GENERATIVE ARTIFICIAL INTELLIGENCE IN HEALTHCARE: CURRENT TRENDS AND NEW SCENARIOS

In a study published on MedRxiv, a prestigious online health sciences journal, researchers evaluated the ability of the most well-known artificial intelligence system to perform clinical reasoning by testing its performance on the United States Medical Licensing Examination (USMLE), which covers a wide variety of topics (clinical reasoning, medical management, bioethics, etc.).

Out of the 376 test questions (available on the official USMLE website), the researchers presented 305 to the system, excluding those containing visual elements (clinical images, medical photographs) and ensuring that the content was not indexed on Google before January 1, 2022 (the last accessible date for the AI training dataset).

The system achieved an accuracy of 60% or higher, meaning it would have passed the medical licensing exam in most analyses (a surprising result considering this was the first experiment to reach this benchmark).

Regarding the ability to implement the human learning process, the AI bot’s responses were highly consistent, allowing a human learner to easily follow the internal language, logic, and directionality of the relationships contained in the explanation text. This results in high internal consistency and low self-contradiction, indicators of solid clinical reasoning and important parameters of explanation quality.

Can we therefore say that the new AI bots have the partial ability to teach medicine, bringing up non-obvious concepts that might be outside the students’ awareness?

Could Artificial Intelligence become a tool that facilitates the practice of medicine and provides creative insights in the diagnosis and treatment of diseases?

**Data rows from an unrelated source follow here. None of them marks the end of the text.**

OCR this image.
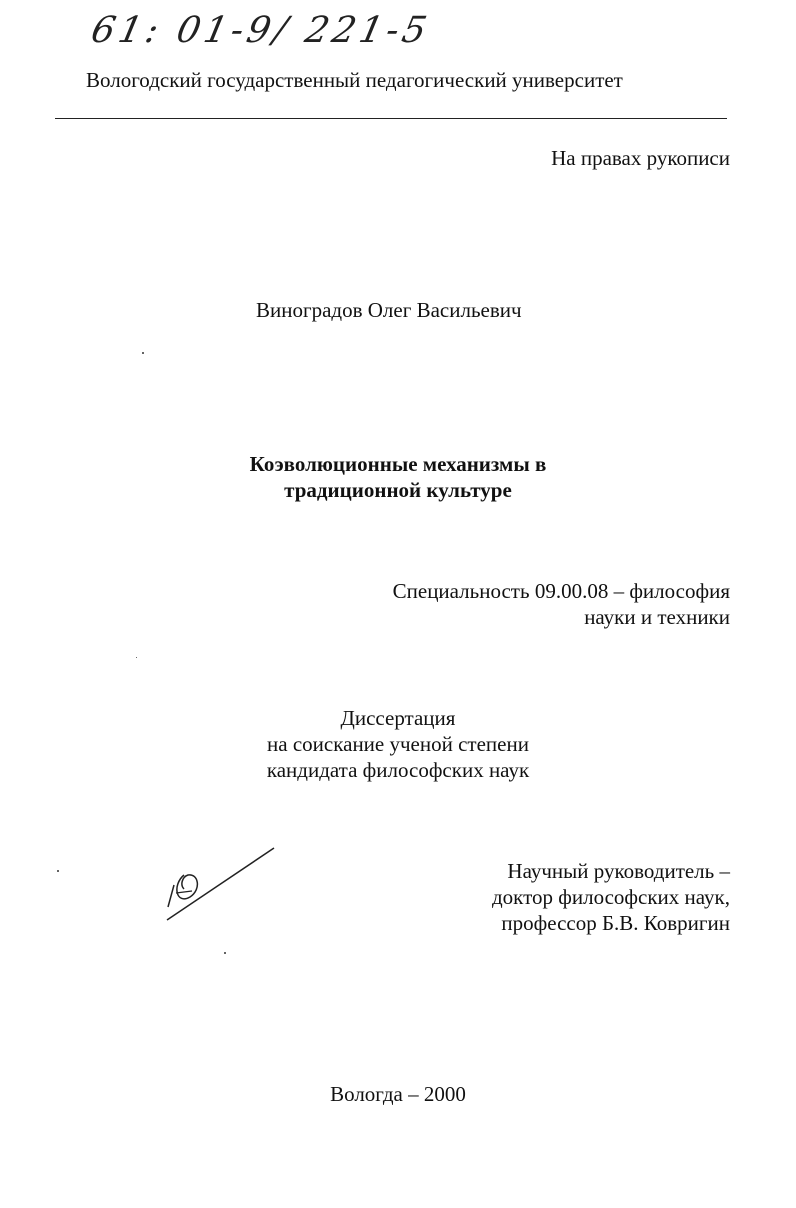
61: 01-9/ 221-5
Вологодский государственный педагогический университет
На правах рукописи
Виноградов Олег Васильевич
Коэволюционные механизмы в
традиционной культуре
Специальность 09.00.08 – философия
науки и техники
Диссертация
на соискание ученой степени
кандидата философских наук
Научный руководитель –
доктор философских наук,
профессор Б.В. Ковригин
Вологда – 2000
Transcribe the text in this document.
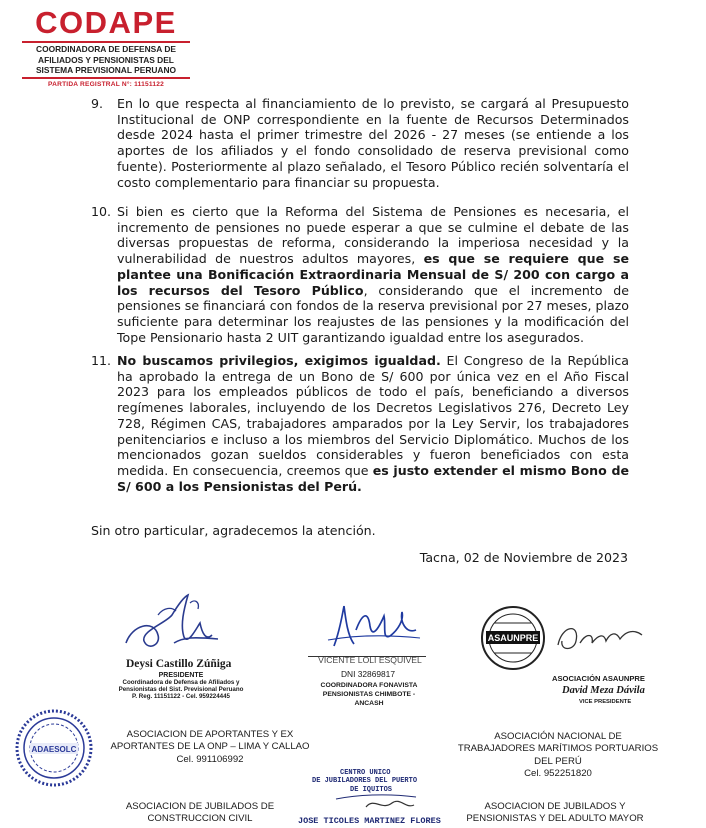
CODAPE
COORDINADORA DE DEFENSA DE
AFILIADOS Y PENSIONISTAS DEL
SISTEMA PREVISIONAL PERUANO
PARTIDA REGISTRAL N°: 11151122
9. En lo que respecta al financiamiento de lo previsto, se cargará al Presupuesto Institucional de ONP correspondiente en la fuente de Recursos Determinados desde 2024 hasta el primer trimestre del 2026 - 27 meses (se entiende a los aportes de los afiliados y el fondo consolidado de reserva previsional como fuente). Posteriormente al plazo señalado, el Tesoro Público recién solventaría el costo complementario para financiar su propuesta.
10. Si bien es cierto que la Reforma del Sistema de Pensiones es necesaria, el incremento de pensiones no puede esperar a que se culmine el debate de las diversas propuestas de reforma, considerando la imperiosa necesidad y la vulnerabilidad de nuestros adultos mayores, es que se requiere que se plantee una Bonificación Extraordinaria Mensual de S/ 200 con cargo a los recursos del Tesoro Público, considerando que el incremento de pensiones se financiará con fondos de la reserva previsional por 27 meses, plazo suficiente para determinar los reajustes de las pensiones y la modificación del Tope Pensionario hasta 2 UIT garantizando igualdad entre los asegurados.
11. No buscamos privilegios, exigimos igualdad. El Congreso de la República ha aprobado la entrega de un Bono de S/ 600 por única vez en el Año Fiscal 2023 para los empleados públicos de todo el país, beneficiando a diversos regímenes laborales, incluyendo de los Decretos Legislativos 276, Decreto Ley 728, Régimen CAS, trabajadores amparados por la Ley Servir, los trabajadores penitenciarios e incluso a los miembros del Servicio Diplomático. Muchos de los mencionados gozan sueldos considerables y fueron beneficiados con esta medida. En consecuencia, creemos que es justo extender el mismo Bono de S/ 600 a los Pensionistas del Perú.
Sin otro particular, agradecemos la atención.
Tacna, 02 de Noviembre de 2023
Deysi Castillo Zúñiga
PRESIDENTE
Coordinadora de Defensa de Afiliados y Pensionistas del Sist. Previsional Peruano
P. Reg. 11151122 - Cel. 959224445
VICENTE LOLI ESQUIVEL
DNI 32869817
COORDINADORA FONAVISTA
PENSIONISTAS CHIMBOTE - ANCASH
ASAUNPRE
ASOCIACIÓN ASAUNPRE
David Meza Dávila
VICE PRESIDENTE
ADAESOLC
ASOCIACION DE APORTANTES Y EX
APORTANTES DE LA ONP – LIMA Y CALLAO
Cel. 991106992
ASOCIACIÓN NACIONAL DE
TRABAJADORES MARÍTIMOS PORTUARIOS
DEL PERÚ
Cel. 952251820
ASOCIACION DE JUBILADOS DE
CONSTRUCCION CIVIL
ASOCIACION DE JUBILADOS Y
PENSIONISTAS Y DEL ADULTO MAYOR
CENTRO UNICO
DE JUBILADORES DEL PUERTO
DE IQUITOS
JOSE TICOLES MARTINEZ FLORES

In fact, it already is: it is widely used for analyzing radiological images to determine the presence of pathologies. However, the qualitative result of these tests is an encouraging foundation for future studies on the effectiveness of generative AI as a tool to enhance the human medical training process and the performance of Artificial Intelligence in diagnostics.

Certainly beyond what can be anticipated for the near future, AI with vision systems already allows us to impact the quality of monitoring critical or disoriented patients today, for example, through widespread and active monitoring of patients at risk with simple cameras installed in patient rooms.

TapMyLife’s AI algorithms can capture and evaluate remote monitoring indices, anticipating the alert to the nearest operator thanks to predictive signals of possible bed exits, slips, or even extubations. Evaluating the effectiveness of these systems is straightforward: physical restraint of patients is replaced by active monitoring, and the risk of incidents is drastically reduced.

Artificial intelligence is thus a discipline already generating added value for patients (and resource savings for healthcare facilities).

We are working towards a future where AI is comparable to laparoscopy or minimally invasive robotic surgery, a working mode that helps healthcare professionals perform their tasks more effectively, quickly, and safely, providing improvement insights that, combined with irreplaceable human intelligence, deeply impact the efficiency of patient analysis, monitoring, and care processes.